Hormon eksikliği olan bebeklerin hayatın 1. haftasından sonra adrenal kriz denilen kilo alamama, emme zayıflığı ve kusma yakınmaları başlar. Tuz ve su kaybı, kan şekeri düşüklüğü yaşamı tehdit eder ve bebeğin yaşamı tehlikeye girer, tedavi edilmezse bebek kaybedilir.

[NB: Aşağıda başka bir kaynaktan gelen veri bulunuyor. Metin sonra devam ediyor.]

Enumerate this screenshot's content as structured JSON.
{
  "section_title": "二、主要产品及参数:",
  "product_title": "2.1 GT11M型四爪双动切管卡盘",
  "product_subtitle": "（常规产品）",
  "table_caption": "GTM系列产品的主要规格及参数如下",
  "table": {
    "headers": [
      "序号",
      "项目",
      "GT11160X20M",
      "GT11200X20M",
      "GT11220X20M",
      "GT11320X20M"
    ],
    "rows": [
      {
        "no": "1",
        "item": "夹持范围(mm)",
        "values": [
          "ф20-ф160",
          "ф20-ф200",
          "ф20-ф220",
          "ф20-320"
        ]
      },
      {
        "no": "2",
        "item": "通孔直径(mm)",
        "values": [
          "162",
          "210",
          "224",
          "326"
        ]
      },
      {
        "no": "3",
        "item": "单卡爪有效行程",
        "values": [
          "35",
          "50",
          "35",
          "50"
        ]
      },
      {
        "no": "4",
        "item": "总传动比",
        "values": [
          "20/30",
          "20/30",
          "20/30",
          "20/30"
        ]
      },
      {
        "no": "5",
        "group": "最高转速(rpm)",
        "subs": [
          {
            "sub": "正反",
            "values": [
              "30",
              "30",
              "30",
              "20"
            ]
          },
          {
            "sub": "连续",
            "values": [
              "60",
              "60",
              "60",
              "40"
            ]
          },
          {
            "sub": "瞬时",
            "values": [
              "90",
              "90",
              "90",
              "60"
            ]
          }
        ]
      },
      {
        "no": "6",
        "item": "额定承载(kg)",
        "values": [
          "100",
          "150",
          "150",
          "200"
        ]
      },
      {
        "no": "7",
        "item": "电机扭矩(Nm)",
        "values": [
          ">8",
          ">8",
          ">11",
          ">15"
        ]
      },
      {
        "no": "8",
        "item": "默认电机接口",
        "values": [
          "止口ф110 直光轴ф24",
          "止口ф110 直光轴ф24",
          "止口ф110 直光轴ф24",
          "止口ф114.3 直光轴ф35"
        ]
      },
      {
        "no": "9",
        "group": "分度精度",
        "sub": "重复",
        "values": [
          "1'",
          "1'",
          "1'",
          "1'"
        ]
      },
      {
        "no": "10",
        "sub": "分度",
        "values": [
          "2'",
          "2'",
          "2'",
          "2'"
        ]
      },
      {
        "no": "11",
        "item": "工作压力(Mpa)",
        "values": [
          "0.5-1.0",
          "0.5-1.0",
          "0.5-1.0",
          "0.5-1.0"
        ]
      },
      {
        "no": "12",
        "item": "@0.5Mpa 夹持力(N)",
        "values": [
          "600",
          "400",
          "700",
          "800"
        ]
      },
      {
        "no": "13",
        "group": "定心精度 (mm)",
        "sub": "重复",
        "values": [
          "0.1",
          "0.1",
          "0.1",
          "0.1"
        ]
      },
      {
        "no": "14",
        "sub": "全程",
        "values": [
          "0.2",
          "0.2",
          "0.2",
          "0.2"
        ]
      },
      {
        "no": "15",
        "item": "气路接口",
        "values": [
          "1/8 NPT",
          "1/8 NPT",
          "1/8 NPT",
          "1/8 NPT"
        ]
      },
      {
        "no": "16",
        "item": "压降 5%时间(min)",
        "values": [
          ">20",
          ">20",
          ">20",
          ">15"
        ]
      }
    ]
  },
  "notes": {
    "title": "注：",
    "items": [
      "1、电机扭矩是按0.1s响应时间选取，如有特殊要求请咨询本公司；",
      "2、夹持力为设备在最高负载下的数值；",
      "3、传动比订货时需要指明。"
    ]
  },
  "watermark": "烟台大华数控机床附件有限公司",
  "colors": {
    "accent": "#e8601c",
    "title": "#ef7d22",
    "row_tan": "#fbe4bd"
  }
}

Hastalığın erken tanınması bebeklerin kaybedilmemesi için çok önemlidir. Tanı konur ve erkenden tedaviye başlanırsa adrenal krizden yaşam kaybı önlenebilir. Kız bebeklerin dış cinsel yapılarındaki bozukluklar cerrahi olarak düzeltilebilir. Hormon takviyesi ile çocuklar sağlıklı yaşam sürer ve yaşıtlarının yaptığı her aktiviteyi (okul, spor, gezi vs.) yapabilirler

SPİNAL MÜSKÜLER ATROFİ (SMA)

Kaslarda küçülme ve kuvvetsizliğe yol açan temelde sinir sisteminin genetik hastalığıdır. Beyin sapı ve omurilikte yer alan sinir hücrelerindeki kayıp sonrası ortaya çıkar. Bu durum kaslarda işlev kaybı ve atrofi gelişir. Anne ve baba taşıyıcı genleri taşıyorsa ve her ikisi de taşıyıcı genleri çocuğa aktarırsa hastalık ortaya çıkar. Dört farklı tip SMA hastalığı bulunur. Bunların en ağırı ve en sık görüleni tip 1 ve tip 2 SMA'dır.

Belirtiler, kas güçsüzlüğü ve bunun ortaya çıkardıkları sonuçlardır. Zayıf, güçsüz ağlama, hareket etme, yutma ve nefes alıp vermede zorluk ve sık akciğer enfeksiyonu geçirme sık görülen belirtiler arasındadır. Hastaların duyusal fonksiyonları ve zeka gelişimi tamamen normaldir. Hem evlilik öncesi çiftler hem de doğan bütün bebekler SMA açısından ülkemizde taranmaktadır, Tanıda, şüphelenilen hastalar öncelikle EMG ile değerlendirilir. Kesin tanı genetik test ile konur, Tip 1 SMA hastaları ortalama 2 yaşına kadar hayatta kalabilmektedir. Tip 2 SMA hastaları erişkinliği görebilir. Tip 3 ve tip 4 SMA hastalarında normal yaşam süreleri beklenir.  Kesin bir tedavi yoktur. Deneysel tedaviler umut vaad etmektedir.